Parker still had a couple of months left of his senior year, and he made it his goal to make the most of that time.
“After the night of the wreck I never drank again,” Parker said. “I lost a lot of people I thought were my friends because of that, but I wasn’t really sad about it. I knew there was a limited amount of time left before graduation, and I wanted to change.”
Instead of skating by like he had done most of high school, Parker started actively working to improve his grades and make friends with people on a deeper level than the next six pack of beer would take them.
“I ended up graduating and going to a junior college,” Parker said. “I still don’t drink and I am still friends with the people I met the last semester of my senior year.”
Parker wants students to know that there is always a way out of whatever trouble they find themselves and that there are people there to help.
“It’s never too late to turn things around,” Parker said. “Most parents aren’t trying to just be nosy, they really do want what’s best for their kids and the friends you have should too. Students would also be surprised how much their teachers really do care about them.”

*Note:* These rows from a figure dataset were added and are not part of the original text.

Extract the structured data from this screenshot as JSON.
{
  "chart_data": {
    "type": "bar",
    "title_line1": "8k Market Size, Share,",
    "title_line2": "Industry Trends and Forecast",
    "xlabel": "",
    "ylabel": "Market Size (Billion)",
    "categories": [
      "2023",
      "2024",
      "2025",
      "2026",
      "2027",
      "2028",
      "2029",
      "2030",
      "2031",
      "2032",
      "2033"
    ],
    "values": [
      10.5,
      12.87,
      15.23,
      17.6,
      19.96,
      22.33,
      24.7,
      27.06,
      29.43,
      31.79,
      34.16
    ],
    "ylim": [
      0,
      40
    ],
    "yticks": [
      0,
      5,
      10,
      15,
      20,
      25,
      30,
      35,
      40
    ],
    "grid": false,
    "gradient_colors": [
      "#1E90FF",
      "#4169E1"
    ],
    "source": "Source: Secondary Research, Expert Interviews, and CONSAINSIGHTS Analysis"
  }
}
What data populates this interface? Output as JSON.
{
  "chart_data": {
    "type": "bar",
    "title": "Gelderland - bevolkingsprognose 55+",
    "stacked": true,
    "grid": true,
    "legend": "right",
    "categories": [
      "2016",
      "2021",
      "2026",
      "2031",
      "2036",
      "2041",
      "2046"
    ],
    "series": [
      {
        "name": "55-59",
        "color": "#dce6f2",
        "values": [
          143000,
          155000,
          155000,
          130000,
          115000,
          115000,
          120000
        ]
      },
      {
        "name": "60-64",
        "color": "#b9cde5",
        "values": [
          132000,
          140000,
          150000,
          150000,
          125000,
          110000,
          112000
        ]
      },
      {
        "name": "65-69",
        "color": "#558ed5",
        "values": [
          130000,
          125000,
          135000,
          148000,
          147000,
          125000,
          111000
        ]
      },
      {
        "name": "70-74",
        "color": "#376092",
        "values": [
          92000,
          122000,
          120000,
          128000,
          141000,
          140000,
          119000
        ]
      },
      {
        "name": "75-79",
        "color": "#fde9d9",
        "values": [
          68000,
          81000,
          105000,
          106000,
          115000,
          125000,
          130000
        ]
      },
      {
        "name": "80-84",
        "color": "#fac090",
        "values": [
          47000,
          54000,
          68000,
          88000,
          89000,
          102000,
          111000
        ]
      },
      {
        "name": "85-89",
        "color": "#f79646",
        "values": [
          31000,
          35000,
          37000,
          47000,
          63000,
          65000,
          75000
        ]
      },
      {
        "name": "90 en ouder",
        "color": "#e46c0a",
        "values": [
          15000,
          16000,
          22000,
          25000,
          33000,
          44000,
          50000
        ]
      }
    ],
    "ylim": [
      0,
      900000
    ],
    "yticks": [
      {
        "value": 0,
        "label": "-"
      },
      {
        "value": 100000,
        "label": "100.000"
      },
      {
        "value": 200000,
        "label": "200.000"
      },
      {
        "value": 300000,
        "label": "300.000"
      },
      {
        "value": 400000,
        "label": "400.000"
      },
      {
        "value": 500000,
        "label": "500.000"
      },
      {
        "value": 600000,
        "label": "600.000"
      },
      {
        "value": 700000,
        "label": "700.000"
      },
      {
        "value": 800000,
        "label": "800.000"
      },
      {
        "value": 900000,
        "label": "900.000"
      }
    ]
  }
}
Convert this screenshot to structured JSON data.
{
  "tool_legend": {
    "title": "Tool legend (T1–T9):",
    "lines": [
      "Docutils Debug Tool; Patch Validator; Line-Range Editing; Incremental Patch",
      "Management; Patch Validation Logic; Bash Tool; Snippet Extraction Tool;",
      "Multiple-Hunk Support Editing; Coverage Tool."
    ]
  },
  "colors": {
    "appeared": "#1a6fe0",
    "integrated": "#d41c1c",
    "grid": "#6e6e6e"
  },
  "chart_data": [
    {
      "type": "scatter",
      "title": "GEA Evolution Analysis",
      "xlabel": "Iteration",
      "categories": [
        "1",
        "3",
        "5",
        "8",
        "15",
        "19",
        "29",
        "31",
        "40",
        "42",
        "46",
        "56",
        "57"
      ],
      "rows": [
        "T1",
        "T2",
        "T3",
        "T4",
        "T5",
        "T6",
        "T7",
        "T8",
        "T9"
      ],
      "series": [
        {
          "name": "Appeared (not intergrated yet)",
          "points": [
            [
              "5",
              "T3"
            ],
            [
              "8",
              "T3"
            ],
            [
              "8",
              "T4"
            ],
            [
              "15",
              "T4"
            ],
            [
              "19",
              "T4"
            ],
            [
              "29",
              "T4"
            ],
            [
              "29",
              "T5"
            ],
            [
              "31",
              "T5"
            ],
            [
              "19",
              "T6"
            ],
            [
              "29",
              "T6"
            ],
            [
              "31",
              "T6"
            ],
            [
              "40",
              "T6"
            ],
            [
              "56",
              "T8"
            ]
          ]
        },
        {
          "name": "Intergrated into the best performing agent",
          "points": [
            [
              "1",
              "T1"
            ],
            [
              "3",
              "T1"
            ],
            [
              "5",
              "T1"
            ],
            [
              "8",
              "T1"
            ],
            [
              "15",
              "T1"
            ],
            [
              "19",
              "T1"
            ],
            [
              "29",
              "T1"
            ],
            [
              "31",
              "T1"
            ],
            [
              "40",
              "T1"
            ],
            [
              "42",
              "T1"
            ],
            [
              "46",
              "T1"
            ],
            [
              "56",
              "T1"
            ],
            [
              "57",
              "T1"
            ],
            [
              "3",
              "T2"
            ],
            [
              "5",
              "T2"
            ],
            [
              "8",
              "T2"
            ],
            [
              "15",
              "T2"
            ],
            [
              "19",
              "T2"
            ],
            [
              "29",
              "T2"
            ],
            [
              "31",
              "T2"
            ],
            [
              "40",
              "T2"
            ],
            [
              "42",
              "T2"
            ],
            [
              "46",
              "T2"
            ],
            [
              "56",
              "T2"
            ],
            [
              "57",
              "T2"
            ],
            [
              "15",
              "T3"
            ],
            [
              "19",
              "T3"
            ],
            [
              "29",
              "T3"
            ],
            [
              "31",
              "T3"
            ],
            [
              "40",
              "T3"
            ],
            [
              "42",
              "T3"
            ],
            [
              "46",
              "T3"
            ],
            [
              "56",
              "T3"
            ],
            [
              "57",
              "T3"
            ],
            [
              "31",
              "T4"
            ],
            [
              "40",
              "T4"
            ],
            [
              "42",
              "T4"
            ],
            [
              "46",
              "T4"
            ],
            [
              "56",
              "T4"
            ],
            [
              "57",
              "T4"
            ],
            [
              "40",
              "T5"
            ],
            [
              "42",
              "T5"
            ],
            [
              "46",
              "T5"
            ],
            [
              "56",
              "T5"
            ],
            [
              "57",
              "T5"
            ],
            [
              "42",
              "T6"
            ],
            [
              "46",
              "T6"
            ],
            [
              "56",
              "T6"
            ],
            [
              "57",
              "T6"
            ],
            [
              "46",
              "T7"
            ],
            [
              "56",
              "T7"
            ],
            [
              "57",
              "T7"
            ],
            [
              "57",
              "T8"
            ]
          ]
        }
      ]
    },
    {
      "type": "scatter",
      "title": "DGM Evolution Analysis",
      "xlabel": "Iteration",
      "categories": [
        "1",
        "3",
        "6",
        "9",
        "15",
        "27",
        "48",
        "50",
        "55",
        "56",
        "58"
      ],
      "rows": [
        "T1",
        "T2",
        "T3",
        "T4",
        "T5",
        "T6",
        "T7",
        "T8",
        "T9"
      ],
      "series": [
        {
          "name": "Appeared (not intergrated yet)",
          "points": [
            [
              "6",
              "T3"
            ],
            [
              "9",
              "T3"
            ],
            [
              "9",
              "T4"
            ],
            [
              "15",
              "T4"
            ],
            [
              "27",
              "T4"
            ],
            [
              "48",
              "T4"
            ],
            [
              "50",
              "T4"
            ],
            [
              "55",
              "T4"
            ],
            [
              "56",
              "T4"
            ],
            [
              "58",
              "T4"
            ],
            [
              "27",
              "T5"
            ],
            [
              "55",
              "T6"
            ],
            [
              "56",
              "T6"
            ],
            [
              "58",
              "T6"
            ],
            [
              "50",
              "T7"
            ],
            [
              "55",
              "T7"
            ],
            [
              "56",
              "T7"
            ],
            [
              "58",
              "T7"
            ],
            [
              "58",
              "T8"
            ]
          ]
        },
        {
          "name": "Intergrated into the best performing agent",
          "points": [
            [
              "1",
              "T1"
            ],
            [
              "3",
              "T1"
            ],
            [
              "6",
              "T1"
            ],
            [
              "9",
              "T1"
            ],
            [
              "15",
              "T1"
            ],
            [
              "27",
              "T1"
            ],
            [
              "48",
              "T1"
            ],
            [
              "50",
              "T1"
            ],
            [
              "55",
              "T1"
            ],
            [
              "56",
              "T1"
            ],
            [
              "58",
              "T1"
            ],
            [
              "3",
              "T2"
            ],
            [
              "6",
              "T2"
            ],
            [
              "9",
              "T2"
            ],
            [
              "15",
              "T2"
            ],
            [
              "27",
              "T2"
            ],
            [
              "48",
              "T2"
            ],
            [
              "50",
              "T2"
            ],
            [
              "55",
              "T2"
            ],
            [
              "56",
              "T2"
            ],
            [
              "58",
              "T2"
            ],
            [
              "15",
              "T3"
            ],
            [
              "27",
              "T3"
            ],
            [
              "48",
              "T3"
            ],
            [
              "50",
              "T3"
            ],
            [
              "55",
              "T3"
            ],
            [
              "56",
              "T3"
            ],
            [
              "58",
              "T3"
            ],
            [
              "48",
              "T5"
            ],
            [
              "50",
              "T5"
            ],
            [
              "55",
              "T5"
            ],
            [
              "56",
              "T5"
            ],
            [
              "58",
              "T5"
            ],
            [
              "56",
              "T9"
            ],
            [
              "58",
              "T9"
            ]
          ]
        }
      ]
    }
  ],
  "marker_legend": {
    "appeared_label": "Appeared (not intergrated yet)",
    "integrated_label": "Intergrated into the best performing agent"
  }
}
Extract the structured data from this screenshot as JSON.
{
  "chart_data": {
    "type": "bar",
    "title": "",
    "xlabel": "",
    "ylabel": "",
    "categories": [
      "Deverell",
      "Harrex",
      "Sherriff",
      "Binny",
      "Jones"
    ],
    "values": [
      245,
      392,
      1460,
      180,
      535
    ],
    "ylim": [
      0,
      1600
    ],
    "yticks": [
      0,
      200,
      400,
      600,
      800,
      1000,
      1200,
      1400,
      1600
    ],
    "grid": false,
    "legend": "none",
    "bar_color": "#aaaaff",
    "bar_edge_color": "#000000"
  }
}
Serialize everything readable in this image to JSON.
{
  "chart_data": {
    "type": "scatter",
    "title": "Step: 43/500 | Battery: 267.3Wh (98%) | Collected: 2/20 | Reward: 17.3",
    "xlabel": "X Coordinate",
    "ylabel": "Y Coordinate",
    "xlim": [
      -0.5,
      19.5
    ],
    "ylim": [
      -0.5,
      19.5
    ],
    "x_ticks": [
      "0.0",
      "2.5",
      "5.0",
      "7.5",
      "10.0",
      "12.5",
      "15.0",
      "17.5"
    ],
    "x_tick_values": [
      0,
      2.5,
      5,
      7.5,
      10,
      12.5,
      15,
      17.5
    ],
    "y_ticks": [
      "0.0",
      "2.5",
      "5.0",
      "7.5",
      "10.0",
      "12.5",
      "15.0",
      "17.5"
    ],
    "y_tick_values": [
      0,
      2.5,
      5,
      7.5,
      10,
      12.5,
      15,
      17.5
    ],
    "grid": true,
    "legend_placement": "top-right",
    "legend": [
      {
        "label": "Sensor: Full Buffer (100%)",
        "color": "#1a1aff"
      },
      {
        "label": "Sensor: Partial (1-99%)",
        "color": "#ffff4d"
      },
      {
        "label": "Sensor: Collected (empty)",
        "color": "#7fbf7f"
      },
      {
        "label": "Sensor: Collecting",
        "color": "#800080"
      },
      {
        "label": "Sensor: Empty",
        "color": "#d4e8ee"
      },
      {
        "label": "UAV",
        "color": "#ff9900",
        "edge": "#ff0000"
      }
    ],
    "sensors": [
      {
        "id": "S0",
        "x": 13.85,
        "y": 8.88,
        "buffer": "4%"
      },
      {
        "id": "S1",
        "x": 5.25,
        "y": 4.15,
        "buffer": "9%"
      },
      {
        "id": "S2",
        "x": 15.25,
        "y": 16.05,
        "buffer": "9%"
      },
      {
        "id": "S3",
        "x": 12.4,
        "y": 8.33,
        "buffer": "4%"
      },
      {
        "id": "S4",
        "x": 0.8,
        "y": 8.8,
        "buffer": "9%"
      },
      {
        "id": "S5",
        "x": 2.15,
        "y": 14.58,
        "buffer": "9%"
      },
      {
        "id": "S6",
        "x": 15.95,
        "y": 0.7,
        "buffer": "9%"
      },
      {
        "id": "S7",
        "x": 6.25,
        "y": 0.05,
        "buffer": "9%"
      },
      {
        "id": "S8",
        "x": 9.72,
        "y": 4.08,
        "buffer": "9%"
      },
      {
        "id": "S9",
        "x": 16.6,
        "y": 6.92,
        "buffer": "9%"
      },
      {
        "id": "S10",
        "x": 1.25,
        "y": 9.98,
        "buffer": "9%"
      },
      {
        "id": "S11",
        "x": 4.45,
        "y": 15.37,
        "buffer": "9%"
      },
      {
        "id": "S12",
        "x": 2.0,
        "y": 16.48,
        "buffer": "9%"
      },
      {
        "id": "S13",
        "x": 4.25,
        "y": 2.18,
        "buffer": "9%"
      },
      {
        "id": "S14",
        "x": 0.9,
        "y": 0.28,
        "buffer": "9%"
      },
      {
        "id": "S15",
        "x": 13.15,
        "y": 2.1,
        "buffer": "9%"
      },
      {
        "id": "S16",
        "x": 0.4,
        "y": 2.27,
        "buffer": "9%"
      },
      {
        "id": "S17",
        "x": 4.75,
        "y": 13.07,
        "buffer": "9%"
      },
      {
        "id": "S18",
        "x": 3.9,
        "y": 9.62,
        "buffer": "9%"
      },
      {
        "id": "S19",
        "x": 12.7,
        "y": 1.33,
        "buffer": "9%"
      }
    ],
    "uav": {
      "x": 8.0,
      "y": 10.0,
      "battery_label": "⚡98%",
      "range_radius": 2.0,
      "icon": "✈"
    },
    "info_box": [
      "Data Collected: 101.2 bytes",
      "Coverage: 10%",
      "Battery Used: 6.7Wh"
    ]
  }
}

Even though Parker felt like he was alone sometimes, he said he realizes that that was just another hook alcohol used to keep him under it’s control.
“Never think you are alone,” Parker said. “No matter how much you feel like you are the only person going through something, there are people around that understand. You just have to have the courage to find them or listen to them if they are already there.”
Whether it’s the result of decisions a student has made or the decisions of others, both Logan and Parker stress the importance of talking to someone and knowing that you don’t have to go through problems are alone. Just because outside factors enter a student’s life doesn’t mean they have to be controlled by those factors.